The work in Contribution 23 presented the design, implementation, and validation of an on-blade sensor system for remote vibration measurement for low-capacity wind turbines. The system was deployed on three wind turbines, with one of them operating in harsh weather conditions, and demonstrated reliable data acquisition and transmission from wind turbines in remote locations, proving the ability to create a fully autonomous system capable of recording data for monitoring and evaluating the state of health of wind turbine blades for extended periods without human intervention.
In Contribution 24, the effect of volume batch during sonication on the electromechanical properties of PVDF-HFP copolymer reinforced with CNTs (carbon nanotubes) or GNPs (graphene nanoplatelets) has been studied. For CNT-based nanocomposites, the DC electrical conductivity decreases with the volume of the batch sonicated. For the GNP-based composites, small batch sizes promoted a pronounced breakage of the nanoparticles due to the excessively aggressive cavitation forces induced by the ultrasound technique, which would explain the lower conductivity values under these conditions.
In Contribution 25, a methodology to identify the structural state without baseline data was proposed. The method is based on the correlation of a small number of sensors using Variational Autoencoder neural networks, and its effectiveness is demonstrated through numerical simulations and experimental structures. The contribution of this study lies in the ability to identify structural damage without baseline data using response data from a small number of sensors, reducing sensor costs and enhancing practical applications in engineering.

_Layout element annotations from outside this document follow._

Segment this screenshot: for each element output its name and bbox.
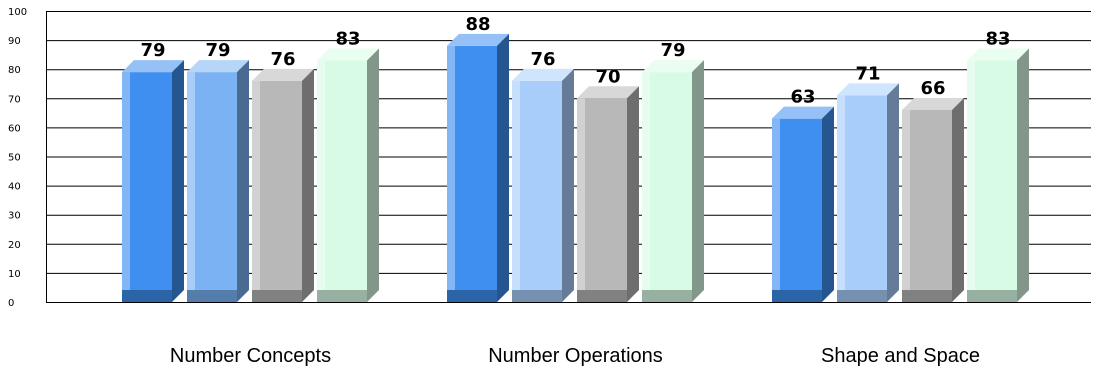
value-label: 88 (465, 14, 490, 35)
bar (967, 48, 1029, 302)
bar (187, 60, 249, 302)
bar (512, 68, 574, 302)
bar (122, 60, 184, 302)
category-label: Shape and Space (821, 345, 980, 367)
category-label: Number Operations (488, 345, 663, 367)
bar (252, 68, 314, 302)
category-labels: Number Concepts Number Operations Shape an… (170, 345, 980, 367)
y-tick-label: 80 (8, 65, 21, 76)
value-label: 79 (140, 40, 165, 61)
value-label: 79 (205, 40, 230, 61)
value-labels: 79 79 76 83 88 76 70 79 63 71 66 83 (140, 14, 1010, 108)
y-axis-ticks: 0 10 20 30 40 50 60 70 80 90 100 (8, 7, 27, 309)
y-tick-label: 10 (8, 269, 21, 280)
bar (902, 97, 964, 302)
value-label: 70 (595, 66, 620, 87)
y-tick-label: 40 (8, 182, 21, 193)
y-tick-label: 90 (8, 36, 21, 47)
y-tick-label: 70 (8, 94, 21, 105)
bar (447, 33, 509, 303)
value-label: 63 (790, 87, 815, 108)
value-label: 76 (530, 49, 555, 70)
value-label: 83 (985, 28, 1010, 49)
value-label: 66 (920, 78, 945, 99)
bar (317, 48, 379, 302)
y-tick-label: 60 (8, 123, 21, 134)
y-tick-label: 30 (8, 211, 21, 222)
y-tick-label: 0 (8, 298, 14, 309)
value-label: 79 (660, 40, 685, 61)
y-tick-label: 50 (8, 153, 21, 164)
value-label: 83 (335, 28, 360, 49)
y-tick-label: 20 (8, 240, 21, 251)
category-label: Number Concepts (170, 345, 331, 367)
bars (122, 33, 1029, 303)
value-label: 76 (270, 49, 295, 70)
bar (772, 106, 834, 302)
bar (577, 86, 639, 302)
bar (837, 83, 899, 302)
y-tick-label: 100 (8, 7, 27, 18)
bar (642, 60, 704, 302)
value-label: 71 (855, 63, 880, 84)
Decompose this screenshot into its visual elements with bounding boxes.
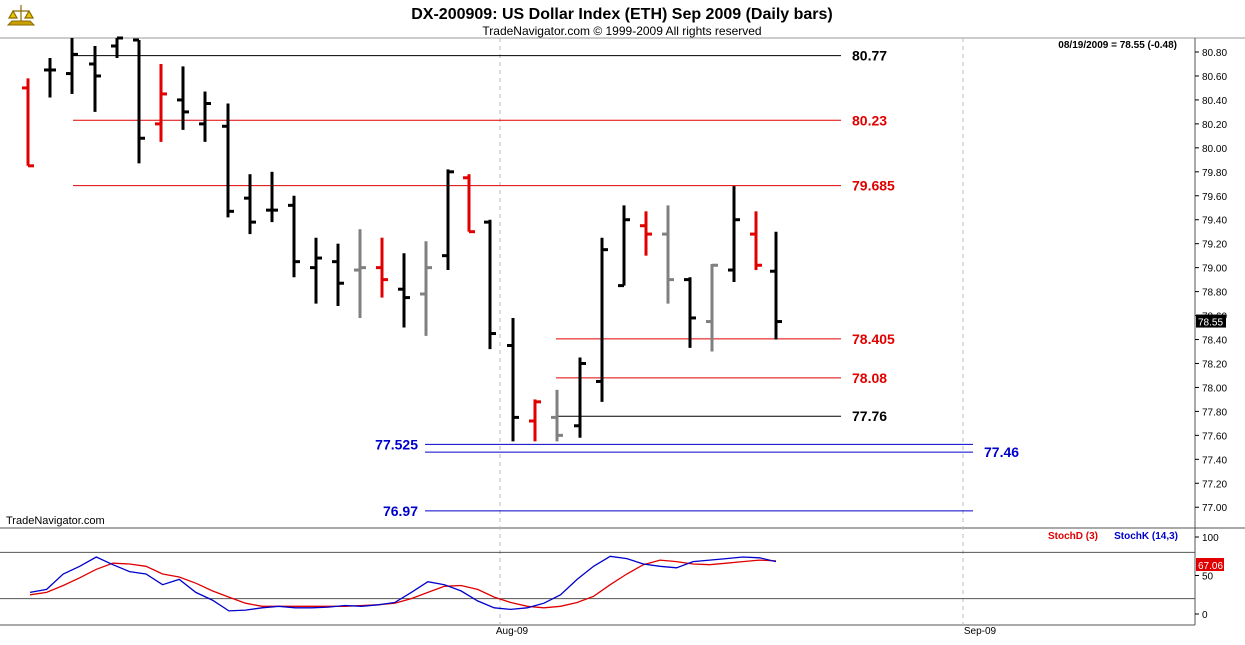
price-bar (244, 174, 256, 235)
level-label: 80.23 (852, 112, 887, 128)
price-bar (507, 317, 519, 442)
price-bar (770, 231, 782, 340)
stoch-y-tick-label: 50 (1202, 572, 1214, 583)
y-tick-label: 77.00 (1202, 503, 1227, 514)
x-tick-label: Aug-09 (496, 626, 529, 637)
price-bar (529, 399, 541, 442)
price-bar (442, 169, 454, 271)
y-tick-label: 79.80 (1202, 168, 1227, 179)
price-bar (288, 195, 300, 278)
level-label: 80.77 (852, 48, 887, 64)
price-bar (111, 36, 123, 58)
y-tick-label: 78.80 (1202, 288, 1227, 299)
price-bar (706, 263, 718, 352)
price-bar (574, 357, 586, 438)
y-tick-label: 77.40 (1202, 455, 1227, 466)
price-bar (199, 91, 211, 142)
legend-stochd: StochD (3) (1048, 531, 1098, 542)
level-label: 78.405 (852, 331, 895, 347)
level-label: 79.685 (852, 178, 895, 194)
price-y-axis: 80.80 80.60 80.40 80.20 80.00 79.80 79.60 79.40… (1195, 48, 1227, 514)
price-bar (155, 63, 167, 142)
price-bars (22, 36, 782, 442)
price-bar (44, 57, 56, 98)
x-tick-label: Sep-09 (964, 626, 997, 637)
y-tick-label: 80.60 (1202, 72, 1227, 83)
price-bar (420, 241, 432, 336)
price-bar (332, 243, 344, 306)
price-bar (398, 253, 410, 328)
stoch-y-tick-label: 100 (1202, 533, 1219, 544)
price-bar (310, 237, 322, 304)
watermark-text: TradeNavigator.com (6, 515, 105, 527)
stochastic-pane: 100 50 0 (0, 533, 1219, 621)
y-tick-label: 78.00 (1202, 383, 1227, 394)
y-tick-label: 79.20 (1202, 240, 1227, 251)
price-bar (551, 389, 563, 442)
stoch-series-line (29, 559, 777, 609)
y-tick-label: 79.00 (1202, 264, 1227, 275)
y-tick-label: 80.20 (1202, 120, 1227, 131)
level-label: 76.97 (383, 503, 418, 519)
price-bar (728, 186, 740, 283)
y-tick-label: 78.20 (1202, 359, 1227, 370)
price-bar (640, 211, 652, 256)
price-bar (222, 103, 234, 218)
last-price-box (1196, 314, 1226, 328)
level-label: 77.46 (984, 444, 1019, 460)
stoch-last-label: 67.06 (1198, 561, 1223, 572)
y-tick-label: 80.80 (1202, 48, 1227, 59)
last-price-label: 78.55 (1198, 318, 1223, 329)
price-bar (463, 174, 475, 234)
price-bar (22, 78, 34, 168)
price-bar (596, 237, 608, 402)
price-bar (266, 171, 278, 223)
price-bar (684, 277, 696, 348)
y-tick-label: 77.20 (1202, 479, 1227, 490)
y-tick-label: 78.40 (1202, 336, 1227, 347)
y-tick-label: 79.60 (1202, 192, 1227, 203)
price-bar (662, 205, 674, 304)
price-bar (484, 219, 496, 350)
legend-stochk: StochK (14,3) (1114, 531, 1178, 542)
y-tick-label: 79.40 (1202, 216, 1227, 227)
y-tick-label: 80.00 (1202, 144, 1227, 155)
last-quote-text: 08/19/2009 = 78.55 (-0.48) (1058, 40, 1177, 51)
stoch-last-box (1196, 558, 1224, 571)
stoch-y-tick-label: 0 (1202, 610, 1208, 621)
logo-icon (6, 5, 36, 26)
price-bar (750, 211, 762, 271)
y-tick-label: 80.40 (1202, 96, 1227, 107)
chart-title: DX-200909: US Dollar Index (ETH) Sep 200… (411, 6, 832, 23)
price-bar (133, 38, 145, 164)
price-bar (177, 66, 189, 130)
chart-subtitle: TradeNavigator.com © 1999-2009 All right… (482, 24, 761, 38)
level-label: 77.525 (375, 436, 418, 452)
stoch-series-line (29, 555, 777, 612)
price-bar (66, 38, 78, 94)
price-bar (376, 237, 388, 298)
y-tick-label: 77.80 (1202, 407, 1227, 418)
price-bar (618, 205, 630, 288)
y-tick-label: 77.60 (1202, 431, 1227, 442)
level-label: 77.76 (852, 408, 887, 424)
price-bar (89, 46, 101, 112)
level-label: 78.08 (852, 370, 887, 386)
price-bar (354, 229, 366, 318)
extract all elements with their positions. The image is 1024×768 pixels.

The authors of Contribution 26 reported recent advances in bridge SHM backed by smartphone sensor technologies and provided case studies on bridge SHM applications. The review includes model-based and data-driven SHM prospects utilizing smartphones as the sensing and acquisition portal. The review is intended to bring together bridge engineering, SHM, and sensor technology audiences with a decade-long multidisciplinary experience observed within the smartphone-based SHM theme and presents exemplary cases referring to a variety of levels of mobility.
In Contribution 27, a two-sensor technique is used, via both compressive and shear excitations, with a non-iterative rapid data processing method for accurate thickness measurement under an arbitrary time-variant thermal profile. The independent behavior of shear and compressive waves is used to formulate a real-time thickness estimation technique. The developed technique is experimentally validated on a steel plate with fixed acoustic sensors.
Finally, in Contribution 28, the effects of bridge damping on the efficacy of vehicle scanning methods in identifying the modal properties of bridges are investigated. Acceleration responses under different scenarios obtained from a numerical model of a bridge and vehicle are used. The results highlight the importance of correctly simulating the damping behavior of bridges, which is often ignored, to correctly evaluate the efficacy of vehicle scanning methods, and they provide an important stepping stone for future studies in this field.